The First 300

Surburban Square

In 1881, a mansion was built on six acres on Montgomery Avenue in Ardmore for a Mr. Blummer. Two owners later, it was sold to Alan B. Rorke, a prominent Philadelphia builder. He named his summer home, Thorncroft. An 1897 history reports, “George Hewitt was the architect of the grey stone edifice of ample dimensions, surrounded by a piazza.

Mr. Rorke added various embellishments and improvements…a porte cochère…and erected an artistic stable with a red tile roof.”

The next owner, Edward S. Dixon, Sr., upon his death in 1920, left the estate to his son. Six years later, the son sold the house and land to the Suburban Company.

Surburban Square was developed by James K. Stone in 1926. He purchased the property from the Suburban Company in that year for $365,000 and commissioned an architectural firm, Dreher and Churchman, to design a shopping center on the site of Thorncroft. The original plan was to have a bank, post office, food market, small stores, a department store, an office building and a movie theatre. The same building material was to be used for all the structures. There were to be only two tall buildings: a department store and the Times-Medical building. Parking spaces for cars were to be in the center and around the perimeter and on two wide streets with diagonal parking.

When construction began in 1927, a furor ensued.
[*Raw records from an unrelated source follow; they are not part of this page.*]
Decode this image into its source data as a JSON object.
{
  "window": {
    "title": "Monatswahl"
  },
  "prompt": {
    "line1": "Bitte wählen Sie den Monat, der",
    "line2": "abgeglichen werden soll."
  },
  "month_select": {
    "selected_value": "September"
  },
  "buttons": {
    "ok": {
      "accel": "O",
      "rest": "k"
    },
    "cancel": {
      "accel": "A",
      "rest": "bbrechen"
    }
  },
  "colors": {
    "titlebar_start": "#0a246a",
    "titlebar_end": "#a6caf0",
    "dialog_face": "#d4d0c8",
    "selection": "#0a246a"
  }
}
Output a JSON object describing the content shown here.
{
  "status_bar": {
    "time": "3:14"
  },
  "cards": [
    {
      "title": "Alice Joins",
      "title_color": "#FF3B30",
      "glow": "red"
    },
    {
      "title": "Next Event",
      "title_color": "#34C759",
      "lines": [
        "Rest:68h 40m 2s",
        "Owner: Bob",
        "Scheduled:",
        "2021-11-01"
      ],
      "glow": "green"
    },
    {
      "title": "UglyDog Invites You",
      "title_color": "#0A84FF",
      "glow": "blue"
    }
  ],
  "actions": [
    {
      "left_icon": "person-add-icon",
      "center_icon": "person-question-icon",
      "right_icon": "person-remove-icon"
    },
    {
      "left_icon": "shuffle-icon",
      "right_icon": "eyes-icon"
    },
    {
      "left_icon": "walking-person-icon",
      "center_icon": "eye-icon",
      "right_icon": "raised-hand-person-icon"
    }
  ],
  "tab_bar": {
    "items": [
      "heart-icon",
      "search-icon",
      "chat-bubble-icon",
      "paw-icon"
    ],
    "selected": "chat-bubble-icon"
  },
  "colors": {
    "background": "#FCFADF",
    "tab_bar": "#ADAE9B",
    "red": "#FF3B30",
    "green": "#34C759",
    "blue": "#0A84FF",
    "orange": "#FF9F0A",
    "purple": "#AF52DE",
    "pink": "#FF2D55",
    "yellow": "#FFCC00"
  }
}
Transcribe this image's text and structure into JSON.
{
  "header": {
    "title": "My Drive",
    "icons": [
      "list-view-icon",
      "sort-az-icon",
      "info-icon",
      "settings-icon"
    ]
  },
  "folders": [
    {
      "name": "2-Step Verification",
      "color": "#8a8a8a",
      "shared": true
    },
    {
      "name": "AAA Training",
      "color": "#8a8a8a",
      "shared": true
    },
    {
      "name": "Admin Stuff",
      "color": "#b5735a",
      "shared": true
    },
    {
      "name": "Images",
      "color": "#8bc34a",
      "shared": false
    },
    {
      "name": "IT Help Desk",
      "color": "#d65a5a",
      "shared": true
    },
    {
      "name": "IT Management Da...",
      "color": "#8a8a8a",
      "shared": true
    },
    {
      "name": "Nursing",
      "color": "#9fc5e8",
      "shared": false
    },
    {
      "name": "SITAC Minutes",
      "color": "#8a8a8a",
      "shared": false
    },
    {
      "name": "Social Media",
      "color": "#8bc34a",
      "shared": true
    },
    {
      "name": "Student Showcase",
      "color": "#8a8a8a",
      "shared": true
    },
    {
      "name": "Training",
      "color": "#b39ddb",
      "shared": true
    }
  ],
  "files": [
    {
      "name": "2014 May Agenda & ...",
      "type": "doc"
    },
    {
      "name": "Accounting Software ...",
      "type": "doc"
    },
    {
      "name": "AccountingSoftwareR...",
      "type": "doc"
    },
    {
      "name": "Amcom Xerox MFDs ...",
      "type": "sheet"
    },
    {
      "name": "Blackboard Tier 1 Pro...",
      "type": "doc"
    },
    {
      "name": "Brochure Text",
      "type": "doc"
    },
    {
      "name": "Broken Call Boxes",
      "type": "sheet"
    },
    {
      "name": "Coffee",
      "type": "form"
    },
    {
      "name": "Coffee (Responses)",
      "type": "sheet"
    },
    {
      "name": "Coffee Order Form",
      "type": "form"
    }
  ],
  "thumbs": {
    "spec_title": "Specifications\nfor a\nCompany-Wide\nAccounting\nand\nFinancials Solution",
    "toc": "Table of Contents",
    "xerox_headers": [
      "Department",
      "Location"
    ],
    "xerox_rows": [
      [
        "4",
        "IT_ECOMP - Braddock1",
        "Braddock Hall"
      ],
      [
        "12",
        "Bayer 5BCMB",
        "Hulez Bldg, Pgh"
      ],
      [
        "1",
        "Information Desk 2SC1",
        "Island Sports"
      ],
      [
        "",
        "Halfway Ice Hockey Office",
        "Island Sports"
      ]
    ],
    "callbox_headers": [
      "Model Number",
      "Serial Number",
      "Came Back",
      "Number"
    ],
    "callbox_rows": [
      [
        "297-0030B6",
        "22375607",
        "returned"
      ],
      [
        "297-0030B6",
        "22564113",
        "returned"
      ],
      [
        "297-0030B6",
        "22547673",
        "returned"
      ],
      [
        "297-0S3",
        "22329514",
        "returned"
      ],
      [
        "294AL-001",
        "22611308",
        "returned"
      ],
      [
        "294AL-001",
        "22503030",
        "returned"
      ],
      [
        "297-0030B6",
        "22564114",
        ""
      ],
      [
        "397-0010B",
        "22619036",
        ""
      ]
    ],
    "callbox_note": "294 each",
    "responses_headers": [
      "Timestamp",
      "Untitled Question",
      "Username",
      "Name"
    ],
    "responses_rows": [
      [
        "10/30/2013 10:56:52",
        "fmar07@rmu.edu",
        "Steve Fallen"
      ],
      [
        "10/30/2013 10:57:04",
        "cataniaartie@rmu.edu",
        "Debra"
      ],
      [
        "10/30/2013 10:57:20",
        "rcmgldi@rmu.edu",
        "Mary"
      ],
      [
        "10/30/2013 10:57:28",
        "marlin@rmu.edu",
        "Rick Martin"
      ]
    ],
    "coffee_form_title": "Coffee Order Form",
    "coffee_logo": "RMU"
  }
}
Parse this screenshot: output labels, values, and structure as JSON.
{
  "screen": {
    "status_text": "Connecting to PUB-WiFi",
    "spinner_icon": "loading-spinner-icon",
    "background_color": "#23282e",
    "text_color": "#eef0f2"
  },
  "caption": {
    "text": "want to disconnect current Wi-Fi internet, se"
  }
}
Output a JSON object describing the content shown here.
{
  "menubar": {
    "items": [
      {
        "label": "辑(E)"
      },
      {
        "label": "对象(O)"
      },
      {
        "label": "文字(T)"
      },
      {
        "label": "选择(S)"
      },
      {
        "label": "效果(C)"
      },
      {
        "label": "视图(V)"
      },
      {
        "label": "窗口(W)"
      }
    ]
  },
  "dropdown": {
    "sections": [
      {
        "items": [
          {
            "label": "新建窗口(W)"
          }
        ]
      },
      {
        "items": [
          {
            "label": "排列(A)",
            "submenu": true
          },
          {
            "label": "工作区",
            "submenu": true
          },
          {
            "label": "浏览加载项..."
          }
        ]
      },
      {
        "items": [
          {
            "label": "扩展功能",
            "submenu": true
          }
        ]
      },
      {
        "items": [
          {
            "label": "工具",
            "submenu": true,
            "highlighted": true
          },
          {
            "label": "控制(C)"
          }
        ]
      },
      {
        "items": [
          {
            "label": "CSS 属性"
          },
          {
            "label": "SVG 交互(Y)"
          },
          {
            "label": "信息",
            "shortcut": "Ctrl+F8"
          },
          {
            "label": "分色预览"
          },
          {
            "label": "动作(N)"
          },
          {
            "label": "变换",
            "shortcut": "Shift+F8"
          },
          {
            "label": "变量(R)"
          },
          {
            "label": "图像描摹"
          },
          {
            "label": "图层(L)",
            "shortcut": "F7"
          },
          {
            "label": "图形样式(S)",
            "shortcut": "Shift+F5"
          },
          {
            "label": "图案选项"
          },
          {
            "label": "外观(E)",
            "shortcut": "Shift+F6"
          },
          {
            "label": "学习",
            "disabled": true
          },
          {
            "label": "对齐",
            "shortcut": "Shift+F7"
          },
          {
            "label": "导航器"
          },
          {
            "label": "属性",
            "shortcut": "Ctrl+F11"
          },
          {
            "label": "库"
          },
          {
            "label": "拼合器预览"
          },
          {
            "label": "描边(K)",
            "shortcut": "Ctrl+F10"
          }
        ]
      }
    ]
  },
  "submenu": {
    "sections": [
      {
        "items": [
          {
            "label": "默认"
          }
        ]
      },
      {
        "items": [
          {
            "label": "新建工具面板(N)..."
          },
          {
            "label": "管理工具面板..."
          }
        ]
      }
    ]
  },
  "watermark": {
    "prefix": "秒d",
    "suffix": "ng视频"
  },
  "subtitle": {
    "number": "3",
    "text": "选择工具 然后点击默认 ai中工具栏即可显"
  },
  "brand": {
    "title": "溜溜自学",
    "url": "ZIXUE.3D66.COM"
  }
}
Local residents were concerned about the traffic and the decline of property values. Ardmore business owners feared a drop in revenues, but building moved forward.

In 1931, the center was named Hestobeen Square for three of its developers. Five years later, a contest was held to find a new name and Suburban Square was chosen.

In the 1970s, a street was replaced by an attractive pedestrian courtyard and walkway. At the left is Strawbridge’s; on the right, the Times-Medical Building.
Suburban Square in the late 1920s. Note the early Sunoco station.

Suburban Square was not the first outdoor shopping mall in the United States, but Strawbridge & Clothier was the first major department store that opened a suburban branch…to be followed by Wanamaker (in Wynnewood) and Saks Fifth Avenue and Lord & Taylor (along City Line Avenue).

In 1937, Strawbridge’s added a separate Men’s Store, across the way, on the ground floor of the Times-Medical building. There are seven floors of medical offices. The Main Line Times was an original occupant.

Recent improvements include additional shops and landscaping that have added a certain European charm.